Ее милое личико приблизилось к моему, лучистые глазки сияли, рука, протянутая ко мне, ждала моей… Я пожала худенькие пальцы Мурки, поцеловала ее и с легким вздохом проговорила:
– Спасибо вам… То есть я хотела сказать – тебе, и… Спасибо большое… Ты…
Но мне не пришлось закончить фразу. Где-то заливисто и звонко зазвенел колокольчик. Сначала далеко, потом ближе, еще ближе… Совсем рядом в коридоре…
– Звонок к обеду, надо идти. Ты не сердишься на меня? – живо произнесла моя собеседница, машинальным жестом поправляя и без того гладко причесанные на ее головке волосы.
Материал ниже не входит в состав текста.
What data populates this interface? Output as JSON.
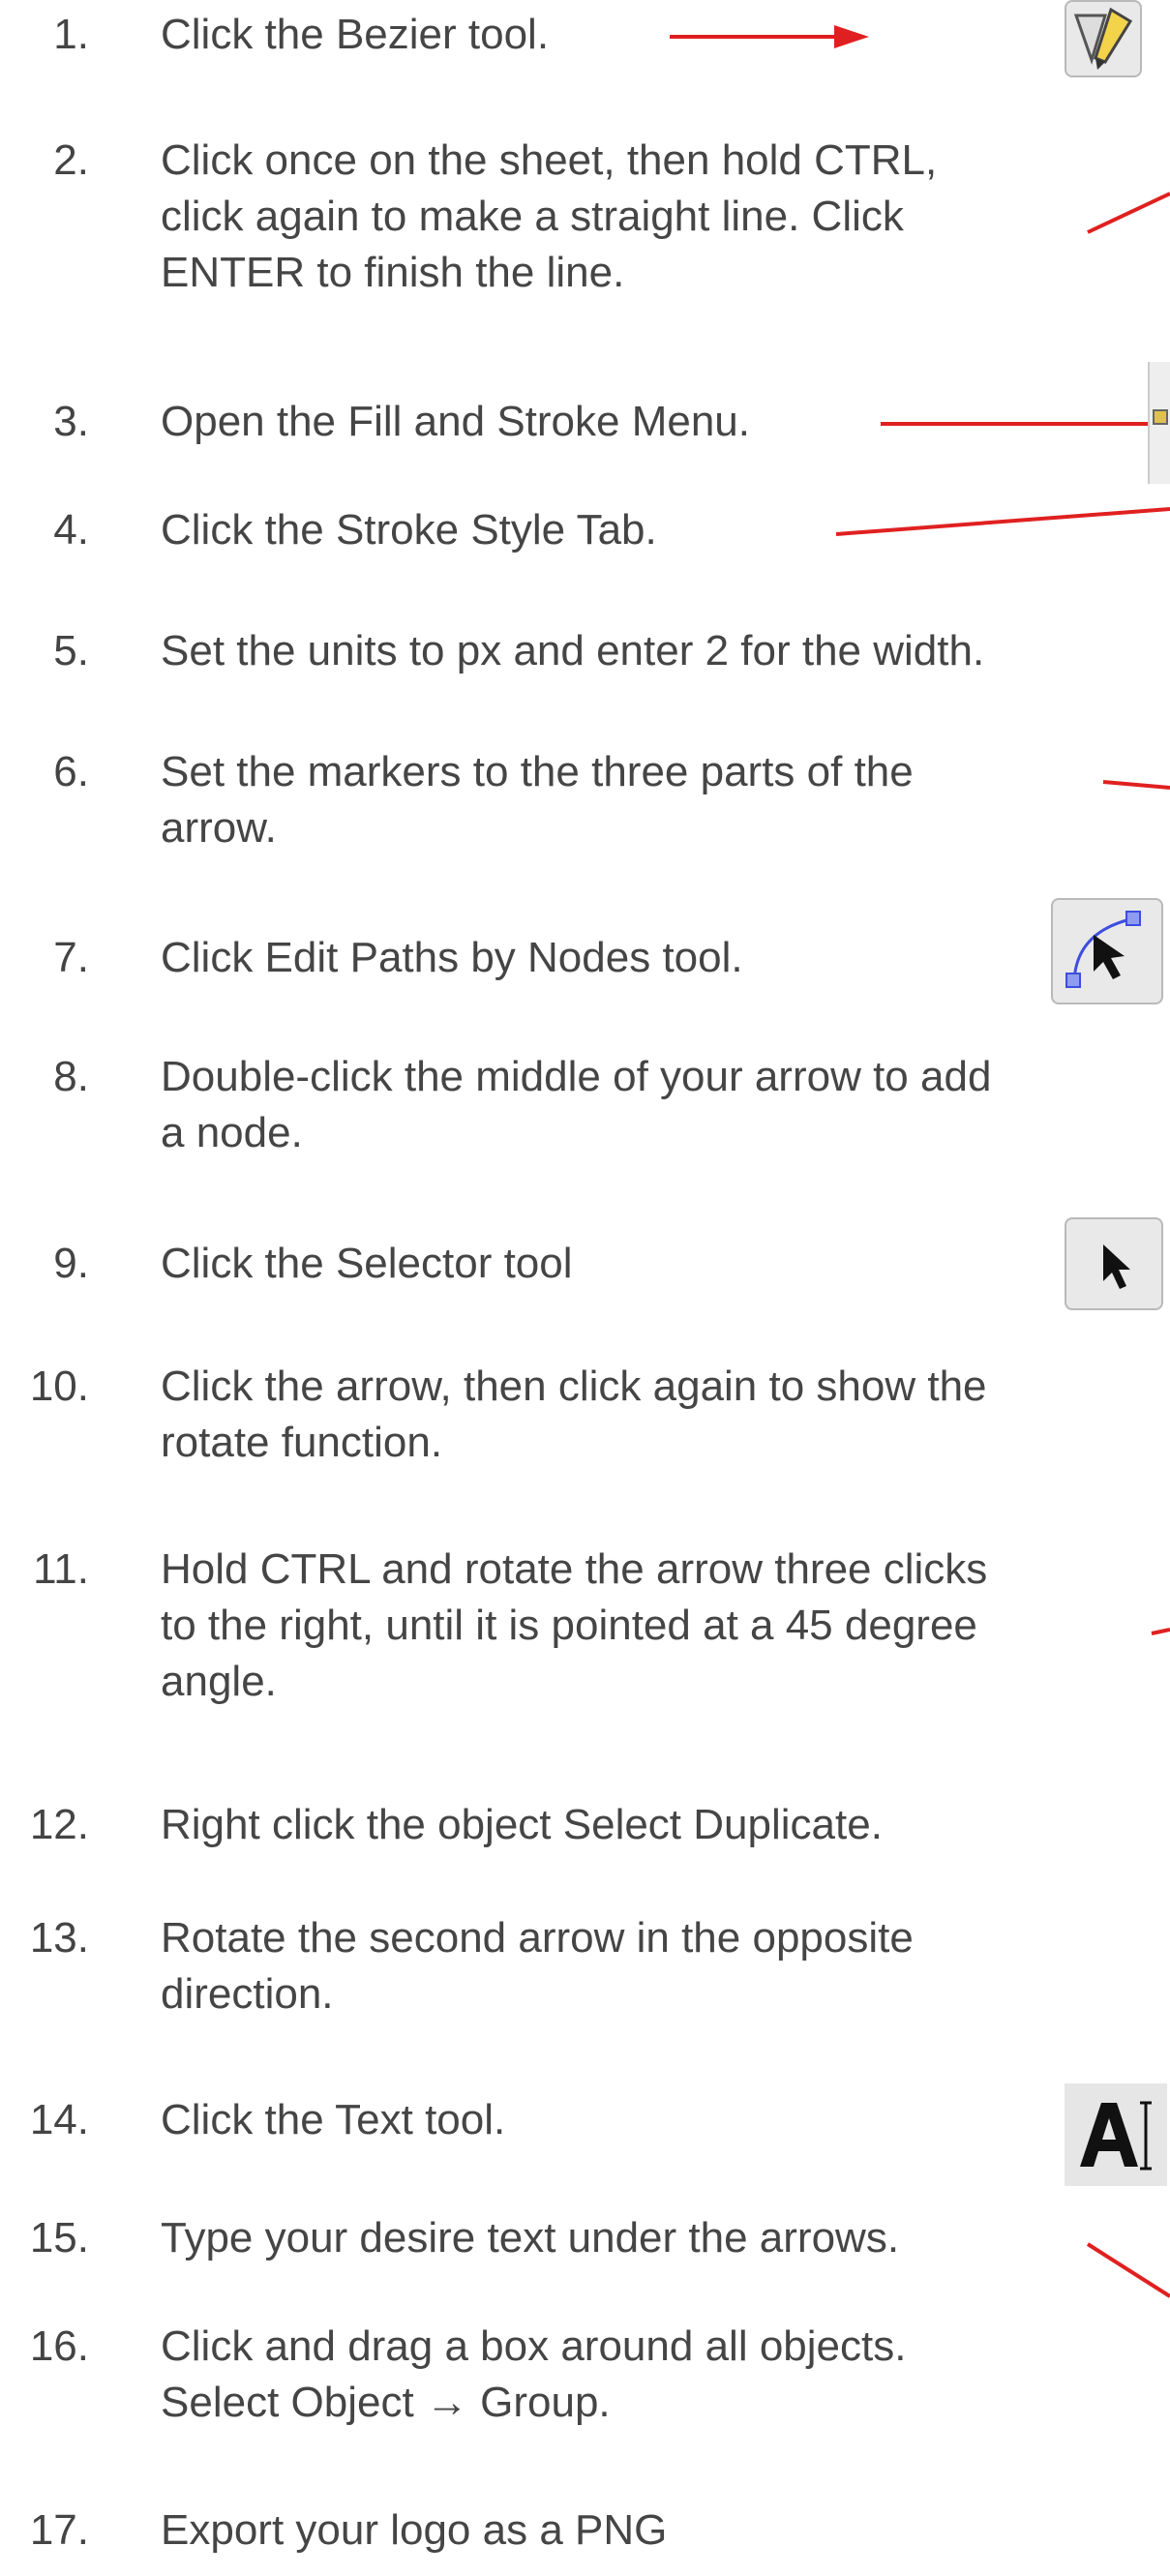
{
  "steps": [
    {
      "num": "1.",
      "lines": [
        "Click the Bezier tool."
      ],
      "pointer": true,
      "icon": "bezier-pen-icon"
    },
    {
      "num": "2.",
      "lines": [
        "Click once on the sheet, then hold CTRL,",
        "click again to make a straight line. Click",
        "ENTER to finish the line."
      ],
      "pointer": true
    },
    {
      "num": "3.",
      "lines": [
        "Open the Fill and Stroke Menu."
      ],
      "pointer": true,
      "icon": "fill-and-stroke-icon"
    },
    {
      "num": "4.",
      "lines": [
        "Click the Stroke Style Tab."
      ],
      "pointer": true
    },
    {
      "num": "5.",
      "lines": [
        "Set the units to px and enter 2 for the width."
      ]
    },
    {
      "num": "6.",
      "lines": [
        "Set the markers to the three parts of the",
        "arrow."
      ],
      "pointer": true
    },
    {
      "num": "7.",
      "lines": [
        "Click Edit Paths by Nodes tool."
      ],
      "icon": "edit-nodes-icon"
    },
    {
      "num": "8.",
      "lines": [
        "Double-click the middle of your arrow to add",
        "a node."
      ]
    },
    {
      "num": "9.",
      "lines": [
        "Click the Selector tool"
      ],
      "icon": "selector-arrow-icon"
    },
    {
      "num": "10.",
      "lines": [
        "Click the arrow, then click again to show the",
        "rotate function."
      ]
    },
    {
      "num": "11.",
      "lines": [
        "Hold CTRL and rotate the arrow three clicks",
        "to the right, until it is pointed at a 45 degree",
        "angle."
      ],
      "pointer": true
    },
    {
      "num": "12.",
      "lines": [
        "Right click the object  Select Duplicate."
      ]
    },
    {
      "num": "13.",
      "lines": [
        "Rotate the second arrow in the opposite",
        "direction."
      ]
    },
    {
      "num": "14.",
      "lines": [
        "Click the Text tool."
      ],
      "icon": "text-tool-icon"
    },
    {
      "num": "15.",
      "lines": [
        "Type your desire text under the arrows."
      ],
      "pointer": true
    },
    {
      "num": "16.",
      "lines": [
        "Click and drag a box around all objects.",
        "Select Object → Group."
      ]
    },
    {
      "num": "17.",
      "lines": [
        "Export your logo as a PNG"
      ]
    }
  ],
  "colors": {
    "pointer_red": "#e02020",
    "text": "#454545",
    "node_blue": "#3d4ee0"
  }
}
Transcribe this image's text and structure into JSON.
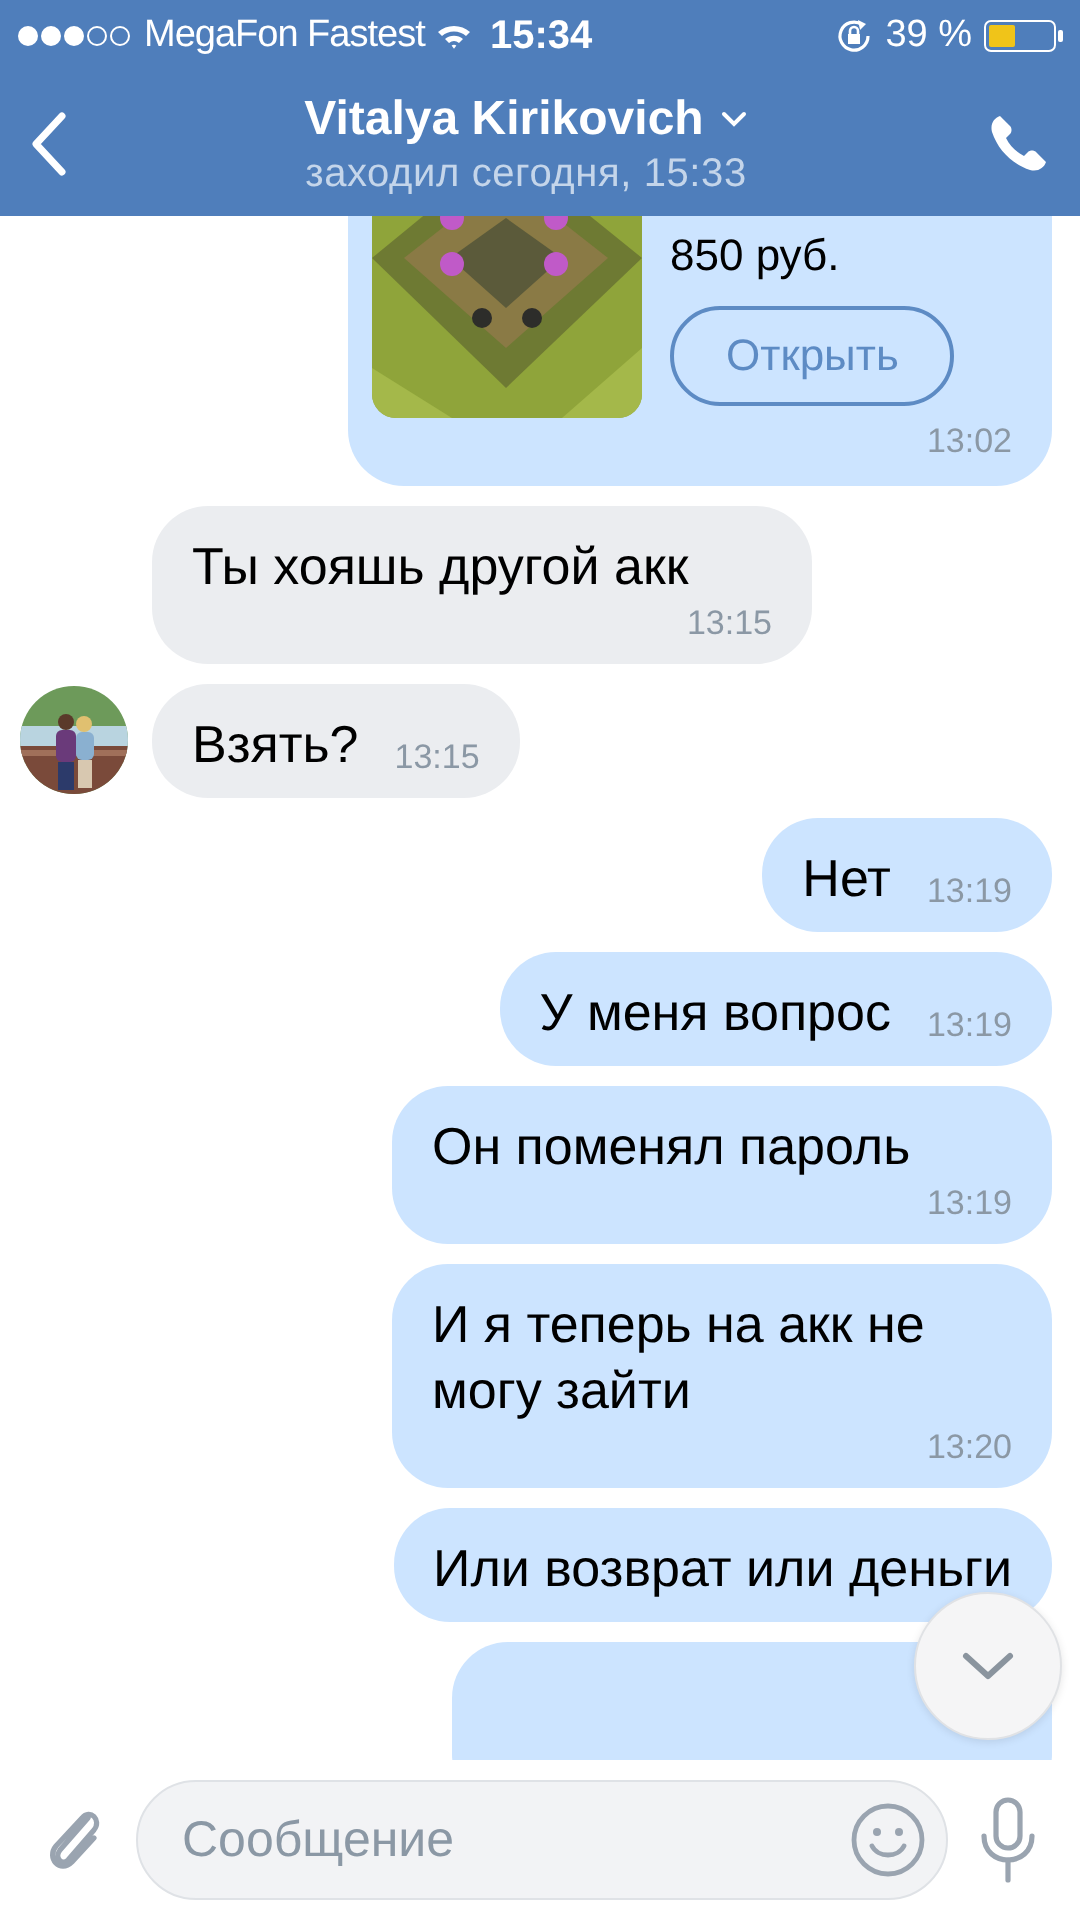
{
  "status_bar": {
    "carrier": "MegaFon Fastest",
    "time": "15:34",
    "battery": "39 %"
  },
  "header": {
    "title": "Vitalya Kirikovich",
    "subtitle": "заходил сегодня, 15:33"
  },
  "messages": [
    {
      "kind": "link_card",
      "price": "850 руб.",
      "button": "Открыть",
      "time": "13:02"
    },
    {
      "kind": "incoming",
      "avatar": false,
      "text": "Ты хояшь другой акк",
      "time": "13:15"
    },
    {
      "kind": "incoming",
      "avatar": true,
      "text": "Взять?",
      "time": "13:15"
    },
    {
      "kind": "outgoing",
      "text": "Нет",
      "time": "13:19"
    },
    {
      "kind": "outgoing",
      "text": "У меня вопрос",
      "time": "13:19"
    },
    {
      "kind": "outgoing",
      "text": "Он поменял пароль",
      "time": "13:19"
    },
    {
      "kind": "outgoing",
      "text": "И я теперь на акк не могу зайти",
      "time": "13:20"
    },
    {
      "kind": "outgoing",
      "text": "Или возврат или деньги"
    },
    {
      "kind": "outgoing"
    }
  ],
  "composer": {
    "placeholder": "Сообщение"
  }
}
– Конечно, нет! – с усилием, стараясь казаться совсем спокойной, проговорила я.
Однако сердце наполнялось какой-то мне самой непонятной грустью, точно я чувствовала, что эта милая, так крепко полюбившаяся мне девочка не может никогда тесно и дружно сойтись со мной. С этим тяжелым чувством я вышла из спальни и направилась в столовую рука об руку с Муркой.